Growing demand for cloud service is posing a serious threat to on-premise IT infrastructure vendors, and CIOs are favoring Microsoft’s Azure over Amazon Web Services (AWS), according to a survey of the CIOs by JP Morgan Chase.
Chief information officers (CIOs) that took part in the survey predicted that the public cloud would claim more than 40% of enterprise workload, up from the current 16.2%, over the next five years.
The authors of the report conclude that this “monumental architectural shift” to public cloud “shows no signs of abating and is likely to create a major ripple effect across the entire technology landscape.” The findings are based on a survey of 207 CIOs with an average annual IT budget per firm of $600 million, together representing some $126 billion in enterprise IT spending every year.
Amazon is the biggest cloud service vendor with revenue of nearly $8 billion. But the new report expects Microsoft to outpace Amazon as the demand for cloud service soars in the corporate world.
Some respondents have, however, praised AWS, saying that Amazon’s platform has “a transformative” power and a lot of IT assets will be migrated to AWS over the next 12 months.
Microsoft and Amazon are early entrants into the cloud market.
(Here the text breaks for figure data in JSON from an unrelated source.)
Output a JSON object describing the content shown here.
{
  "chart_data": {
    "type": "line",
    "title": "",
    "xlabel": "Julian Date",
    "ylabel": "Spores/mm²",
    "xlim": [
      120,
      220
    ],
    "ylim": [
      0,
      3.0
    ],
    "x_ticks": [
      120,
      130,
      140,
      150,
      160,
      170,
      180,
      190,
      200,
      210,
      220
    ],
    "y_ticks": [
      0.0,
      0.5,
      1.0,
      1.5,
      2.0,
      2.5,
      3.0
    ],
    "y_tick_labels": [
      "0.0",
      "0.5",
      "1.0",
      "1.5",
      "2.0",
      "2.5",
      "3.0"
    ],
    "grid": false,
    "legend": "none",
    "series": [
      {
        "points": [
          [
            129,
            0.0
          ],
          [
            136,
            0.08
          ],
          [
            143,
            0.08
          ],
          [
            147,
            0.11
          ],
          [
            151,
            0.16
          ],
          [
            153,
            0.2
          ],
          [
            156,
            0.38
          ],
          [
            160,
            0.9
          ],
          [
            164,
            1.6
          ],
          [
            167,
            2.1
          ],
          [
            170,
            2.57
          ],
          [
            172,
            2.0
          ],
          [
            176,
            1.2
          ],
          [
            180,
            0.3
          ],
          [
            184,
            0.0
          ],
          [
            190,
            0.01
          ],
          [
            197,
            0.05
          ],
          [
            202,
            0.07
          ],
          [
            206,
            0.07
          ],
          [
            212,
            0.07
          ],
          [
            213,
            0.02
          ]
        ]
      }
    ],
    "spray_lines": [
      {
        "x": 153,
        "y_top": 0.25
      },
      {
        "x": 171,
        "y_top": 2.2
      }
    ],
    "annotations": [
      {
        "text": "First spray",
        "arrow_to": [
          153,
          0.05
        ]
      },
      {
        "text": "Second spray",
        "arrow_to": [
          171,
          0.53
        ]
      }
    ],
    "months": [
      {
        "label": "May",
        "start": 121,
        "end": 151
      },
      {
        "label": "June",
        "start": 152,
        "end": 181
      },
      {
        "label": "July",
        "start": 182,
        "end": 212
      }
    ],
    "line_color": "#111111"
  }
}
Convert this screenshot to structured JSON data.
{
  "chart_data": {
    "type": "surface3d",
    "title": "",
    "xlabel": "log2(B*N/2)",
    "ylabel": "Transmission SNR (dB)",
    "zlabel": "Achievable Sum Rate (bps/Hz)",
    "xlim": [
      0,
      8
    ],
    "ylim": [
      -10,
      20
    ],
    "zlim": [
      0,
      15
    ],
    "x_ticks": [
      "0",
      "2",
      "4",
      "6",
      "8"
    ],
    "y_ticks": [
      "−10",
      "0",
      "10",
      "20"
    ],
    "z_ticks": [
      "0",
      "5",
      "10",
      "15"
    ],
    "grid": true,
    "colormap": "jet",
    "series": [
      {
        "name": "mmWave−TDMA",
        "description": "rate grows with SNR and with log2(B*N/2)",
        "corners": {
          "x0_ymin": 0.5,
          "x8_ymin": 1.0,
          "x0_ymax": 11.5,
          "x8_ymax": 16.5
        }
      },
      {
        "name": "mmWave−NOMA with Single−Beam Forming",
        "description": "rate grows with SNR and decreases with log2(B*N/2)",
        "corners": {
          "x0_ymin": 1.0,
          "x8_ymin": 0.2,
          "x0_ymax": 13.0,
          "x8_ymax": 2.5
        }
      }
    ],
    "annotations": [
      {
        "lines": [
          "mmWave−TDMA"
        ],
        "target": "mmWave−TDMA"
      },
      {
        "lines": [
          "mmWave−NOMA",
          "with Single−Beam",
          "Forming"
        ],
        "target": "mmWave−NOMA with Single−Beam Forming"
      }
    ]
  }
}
It seems large firms favor Microsoft’s Azure while smaller firms have continued to find more benefits in AWS.
Despite their size, IT budgets at these firms are set to grow this year by only 2.8%, compared to more typical annual growth rates of 3% to 4%, the report said. At the largest firms — those with annual IT budgets of more than $2 billion — spending is expected to growth by less than 1%.
And as more businesses shift key operations to the cloud to cut cost, AWS is knocking once-dominant providers of legacy enterprise systems and services down a ranking of big IT vendors that CIOs at large corporations consider “most critical and indispensable” to their organization’s technology environment, the report said.